Unintended data disclosures are a major concern for many online services, such as healthcare systems, government departments, and web services. Data may leak over explicit output channels of the systems, for instance due to accidental bugs and misconfigurations in the system. Data may also leak over various side channels, for instance, in a cloud environment where a tenant shares the Cloud provider’s infrastructure with other mutually distrusting tenants.
In this thesis, we address the problem of unintended data disclosures in web services due to both types of causes, i.e. explicit leaks and side channel leaks.

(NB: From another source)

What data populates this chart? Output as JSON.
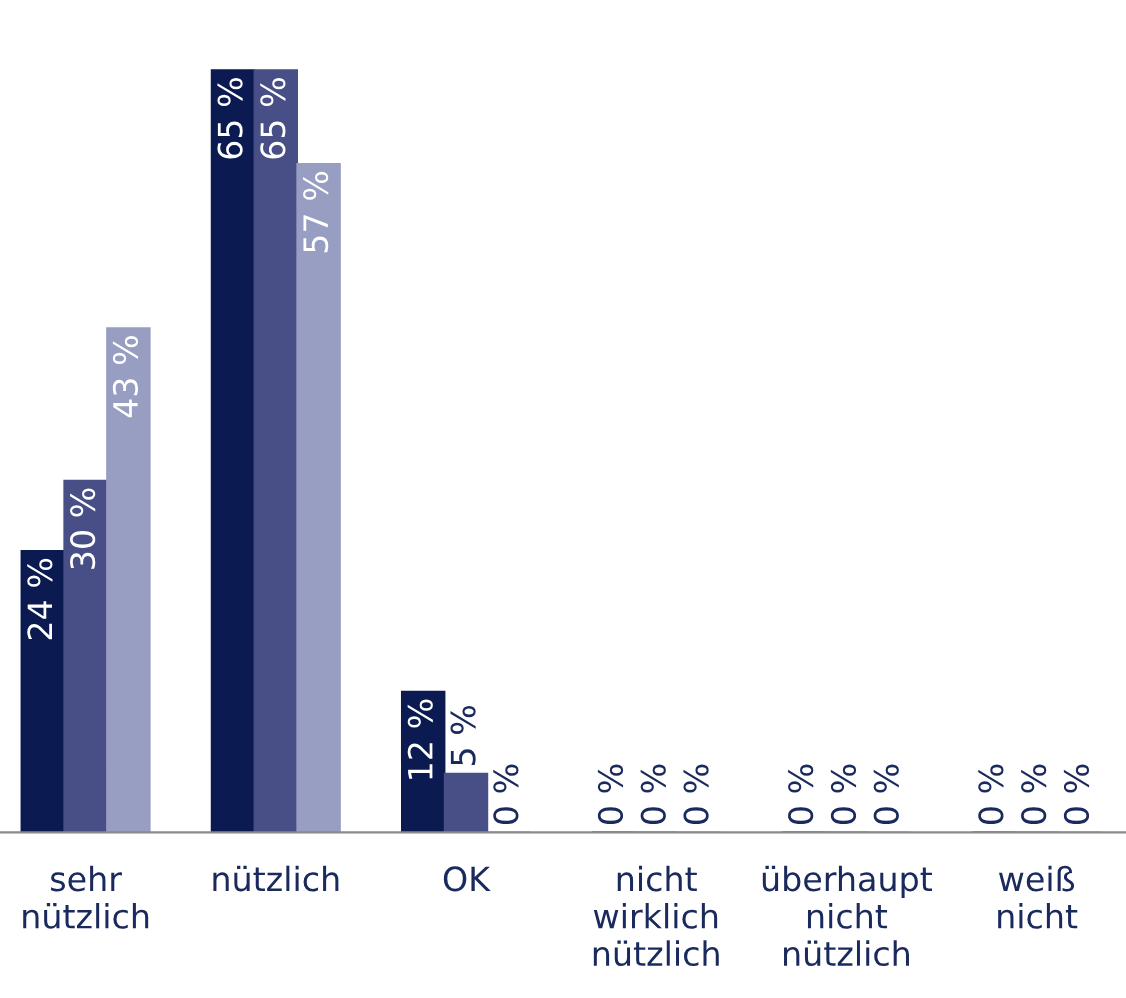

Specifically, we propose a system to mitigate explicit leaks due to accidental bugs in database-backed services; and a system to mitigate network side channel leaks in the tenants of an infrastructure-as-a-service (IaaS) Cloud.

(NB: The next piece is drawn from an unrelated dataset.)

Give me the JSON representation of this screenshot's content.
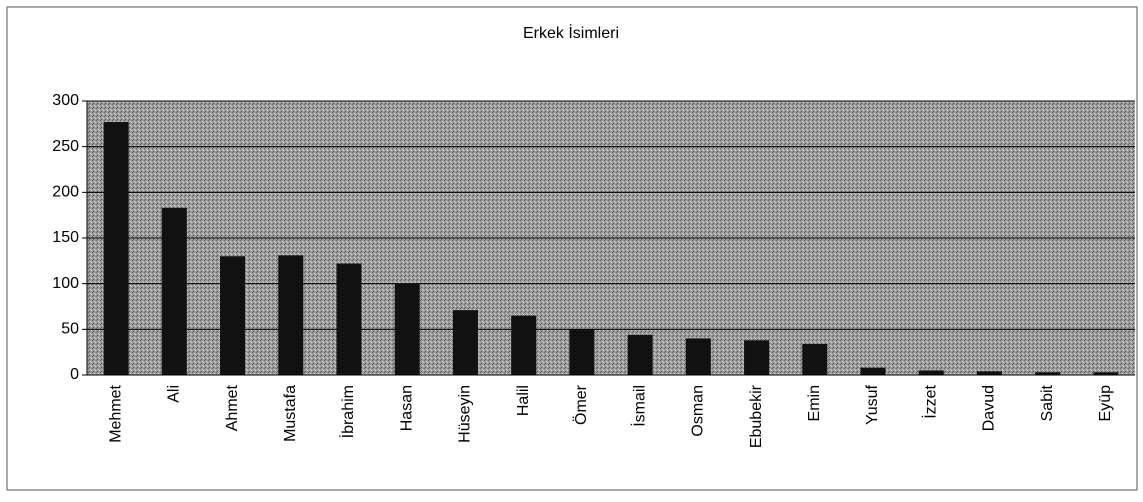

In this talk, I will first present a high level overview of the design, implementation, and evaluation of Qapla, which is a system to ensure policy compliance in database-backed services.
Then I will present our ongoing work on the design, implementation, and evaluation of Pacer, which is a system to mitigate network side channels in Cloud tenants. Pacer mitigates network side channels using traffic shaping. Pacer provides a generic abstraction of a traffic shaping tunnel, which encapsulates the tenant's network traffic, and shapes it to make it independent of the tenant's secrets. We present a prototype with Pacer's tunnel endpoints integrated in the Cloud hypervisor and the client OS. Our preliminary evaluation shows that Pacer can enforce traffic shaping securely, while incurring modest overheads on bandwidth, client latencies, and server throughput.